Chapter 11 – Underfitting and Overfitting#

Data Science and Machine Learning for Geoscientists

Ok, suppose we have trained a set of weights based on certain dataset, then we change the learning rate and number of iterations, and then train the neural network again. Here we would arrive at a different set of weights. Which set of weight is better? This is a realistic problem. A simple answer would be, why not just choose the model that yields the lowest cost? Let’s look at the following figure.

Figure 11.1

Suppose we have a curve that separates the two groups, and we have three ways of separating them as shown in figure 1.21. Which one out of the three is the best? The first model generally draws the boundary but not clear enough, therefore its cost must be high. The second model has lower cost then the first one but its not perfect as in some dots are wrongly-categorised. The third one on the right hand side should be perfect because it correctly separates the two groups completely. Thus, the cost of the third model should be the minimum. However, does that mean the third model is the best?

Based on statistics, most data should be good data but some are noises. Those noises can be outliers due to the invisible variables in the dataset. For example, we all think that a student who has \(GPA=4.0\) and \(SAT=2400\) should be accepted by a good university. However, if the scores are fake or he cheated on the exams, or the student had criminal records, then he would of course be rejected. In this case, the model that has only two variables (\(SAT\) and \(GPA\)) would not correctly predict the admission results. Again, this is the consequence of the invisible variables.

If we can have additional variables for the scenarios we mentioned before in the example, then we would not have noises or outliers. However, we cannot obtain all variables in reality. For example, the admission officer was drunk the day he reviewed the student’s profile and mistook his \(4.0 GPA\) as \(2.0 GPA\), and then he rejected this student. If we can obtain the variable of how drunk he was, then we can somehow predict how reliable his decision and take this into account in the model. Obviously, we cannot obtain the variable in real life. For some data points, therefore, it is reasonable to be wrongly-categorised. So the second model that has some outliers might actually be better than the third model that has the minimum cost.

But here is the problem. How do we know if the outlier we saw is actually an outlier due to invisible variable or if it is just a noise. One obvious method would be finding 100 students with \(GPA=4.0\) and \(SAT=2400\) and check if most of them got accepted by a university. If so, then the one student who has the same profile but got rejected would be an outlier. If not, then the student is not an outlier, maybe that university does not like students with perfect scores.

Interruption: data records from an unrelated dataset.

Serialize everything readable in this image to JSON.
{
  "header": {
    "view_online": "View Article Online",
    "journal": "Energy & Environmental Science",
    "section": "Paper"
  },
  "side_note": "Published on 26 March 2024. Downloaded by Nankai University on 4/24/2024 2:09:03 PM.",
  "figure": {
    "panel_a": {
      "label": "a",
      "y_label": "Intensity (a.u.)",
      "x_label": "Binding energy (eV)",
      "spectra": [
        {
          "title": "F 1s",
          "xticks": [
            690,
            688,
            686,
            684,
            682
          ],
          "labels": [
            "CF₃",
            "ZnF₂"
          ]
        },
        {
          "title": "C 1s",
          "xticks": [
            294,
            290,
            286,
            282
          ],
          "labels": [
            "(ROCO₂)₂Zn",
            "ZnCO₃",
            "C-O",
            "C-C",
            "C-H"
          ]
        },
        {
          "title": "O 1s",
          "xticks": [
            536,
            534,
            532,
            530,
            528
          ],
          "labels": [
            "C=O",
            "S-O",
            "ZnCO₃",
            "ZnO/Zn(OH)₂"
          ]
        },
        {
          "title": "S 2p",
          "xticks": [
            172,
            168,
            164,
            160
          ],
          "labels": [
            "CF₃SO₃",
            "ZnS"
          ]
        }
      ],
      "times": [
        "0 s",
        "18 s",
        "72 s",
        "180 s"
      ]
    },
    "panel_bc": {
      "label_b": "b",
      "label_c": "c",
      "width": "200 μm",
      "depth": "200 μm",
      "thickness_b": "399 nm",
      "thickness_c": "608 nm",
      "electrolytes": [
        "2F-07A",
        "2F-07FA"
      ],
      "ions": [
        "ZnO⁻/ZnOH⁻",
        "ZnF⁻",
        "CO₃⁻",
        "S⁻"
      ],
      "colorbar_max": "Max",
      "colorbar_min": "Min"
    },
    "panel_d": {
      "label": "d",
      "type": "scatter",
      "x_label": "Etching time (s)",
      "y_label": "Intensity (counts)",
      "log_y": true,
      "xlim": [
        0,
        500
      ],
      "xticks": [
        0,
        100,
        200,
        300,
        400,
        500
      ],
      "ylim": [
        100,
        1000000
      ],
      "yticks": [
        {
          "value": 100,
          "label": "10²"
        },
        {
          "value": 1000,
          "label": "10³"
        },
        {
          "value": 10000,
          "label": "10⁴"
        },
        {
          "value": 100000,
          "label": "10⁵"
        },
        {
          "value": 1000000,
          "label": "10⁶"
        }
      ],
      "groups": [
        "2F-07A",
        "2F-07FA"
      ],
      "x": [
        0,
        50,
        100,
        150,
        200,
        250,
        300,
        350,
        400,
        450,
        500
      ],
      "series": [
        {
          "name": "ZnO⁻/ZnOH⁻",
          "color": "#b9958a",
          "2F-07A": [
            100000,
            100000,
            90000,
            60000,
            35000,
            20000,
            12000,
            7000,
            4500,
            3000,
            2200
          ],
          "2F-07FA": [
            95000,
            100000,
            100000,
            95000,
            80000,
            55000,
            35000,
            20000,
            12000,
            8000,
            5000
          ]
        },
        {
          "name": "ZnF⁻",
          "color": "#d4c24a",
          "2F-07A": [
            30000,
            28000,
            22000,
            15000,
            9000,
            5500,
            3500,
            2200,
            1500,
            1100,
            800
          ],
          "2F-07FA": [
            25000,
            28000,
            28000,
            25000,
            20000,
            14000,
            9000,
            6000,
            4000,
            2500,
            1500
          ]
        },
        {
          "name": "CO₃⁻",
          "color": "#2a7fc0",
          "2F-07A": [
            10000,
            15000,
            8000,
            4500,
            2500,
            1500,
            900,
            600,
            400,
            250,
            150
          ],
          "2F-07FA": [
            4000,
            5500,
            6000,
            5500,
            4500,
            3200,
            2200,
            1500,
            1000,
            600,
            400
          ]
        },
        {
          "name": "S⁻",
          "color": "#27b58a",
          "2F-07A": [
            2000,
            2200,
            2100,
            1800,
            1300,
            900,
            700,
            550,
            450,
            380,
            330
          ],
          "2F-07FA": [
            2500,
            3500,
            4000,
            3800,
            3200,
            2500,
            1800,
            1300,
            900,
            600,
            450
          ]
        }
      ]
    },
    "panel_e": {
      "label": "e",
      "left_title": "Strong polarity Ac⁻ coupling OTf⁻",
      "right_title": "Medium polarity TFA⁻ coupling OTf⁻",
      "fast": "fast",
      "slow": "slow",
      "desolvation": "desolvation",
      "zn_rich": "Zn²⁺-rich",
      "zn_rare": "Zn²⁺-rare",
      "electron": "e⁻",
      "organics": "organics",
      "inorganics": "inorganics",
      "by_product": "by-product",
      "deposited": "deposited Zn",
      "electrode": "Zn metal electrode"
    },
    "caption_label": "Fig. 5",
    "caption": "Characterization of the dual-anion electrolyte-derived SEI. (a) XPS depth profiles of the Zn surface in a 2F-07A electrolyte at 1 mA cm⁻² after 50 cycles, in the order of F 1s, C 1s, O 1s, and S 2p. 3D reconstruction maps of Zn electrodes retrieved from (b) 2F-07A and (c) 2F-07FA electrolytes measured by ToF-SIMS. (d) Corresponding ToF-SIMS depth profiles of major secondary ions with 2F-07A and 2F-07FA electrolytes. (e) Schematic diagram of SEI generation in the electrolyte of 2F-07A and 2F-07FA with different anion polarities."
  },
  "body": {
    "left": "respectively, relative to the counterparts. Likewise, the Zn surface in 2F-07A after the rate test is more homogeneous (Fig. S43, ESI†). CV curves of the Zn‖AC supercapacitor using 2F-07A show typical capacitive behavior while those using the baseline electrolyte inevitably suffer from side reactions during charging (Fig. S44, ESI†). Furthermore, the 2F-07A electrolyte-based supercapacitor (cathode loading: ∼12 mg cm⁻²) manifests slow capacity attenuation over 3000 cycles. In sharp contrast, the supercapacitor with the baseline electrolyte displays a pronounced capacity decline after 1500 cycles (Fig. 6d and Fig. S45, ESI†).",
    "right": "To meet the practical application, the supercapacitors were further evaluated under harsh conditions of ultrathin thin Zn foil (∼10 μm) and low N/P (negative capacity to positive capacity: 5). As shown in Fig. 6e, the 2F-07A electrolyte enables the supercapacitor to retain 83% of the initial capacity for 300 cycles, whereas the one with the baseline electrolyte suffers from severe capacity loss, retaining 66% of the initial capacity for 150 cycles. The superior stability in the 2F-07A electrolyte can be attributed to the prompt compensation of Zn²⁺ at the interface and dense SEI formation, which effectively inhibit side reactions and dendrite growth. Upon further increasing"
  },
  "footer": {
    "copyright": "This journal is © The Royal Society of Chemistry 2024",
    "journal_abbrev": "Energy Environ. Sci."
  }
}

To generalise this method, although we are unlikely to find the same data like the 100 students and then observe the result, yet we are not about to predict if (\(4.0\) and \(2400\)) can be accepted but rather all combinations of scores. In a sense, we can use a testing dataset (that the AI model has never seen before, i.e. 2,000 students) to test how accurate the AI model is trained based on the training dataset (i.e. 8,000 students), if we have 10,000 students in total.

Figure 11.2

In the three plots in the figure 11.2, the dashed dots are the data from the testing set. The first model has high cost as we mentioned before, but it got 5 out of 6 testing data right, so its accuracy is \(\frac{5}{6}\) (low error). The second model has medium cost, but it got all 6 testing data right, therefore scoring an accuracy of \(\frac{6}{6}\) (zero error). However, for the third model, though it had the lowest cost yet it got only 4 out of 6 data from the testing set right, receiving an accuracy of \(\frac{4}{6}\) (high error). Notice that we use the term lost or cost to measure the performance of the training set and the term error for testing set.

Figure 11.3

This is like me who has done a lot of past papers. I did not understand the principles behind the problems but simply remember all the answers. So if I do the past paper (training set) again, then I would receive crazily high scores. However, if I were to be tested by a new paper with new problems (testing set), then I would fail so hard. On the contrary, if a student is very smart, let’s call him Elon, if Elon understands the principles behind the questions then he still would not be scoring a perfect mark in the training set compared to me, yet he would be performing much better at the testing set. Obviously, we want Elon.

In AI, we regard the UCL students who did terrible in past papers and new exams (high cost in training set, low accuracy in testing set) as \(underfit\) \(models\). For the type of students, like me, who study hard and did well in past papers but fail super hard in new papers (low lost in training set but low accuracy in the testing set), we are called the \(overfit\) \(models\). For the type of students like Elon, he scores high in the past papers and new papers, so he is the model that we consider as the best. Obviously, we want Elon.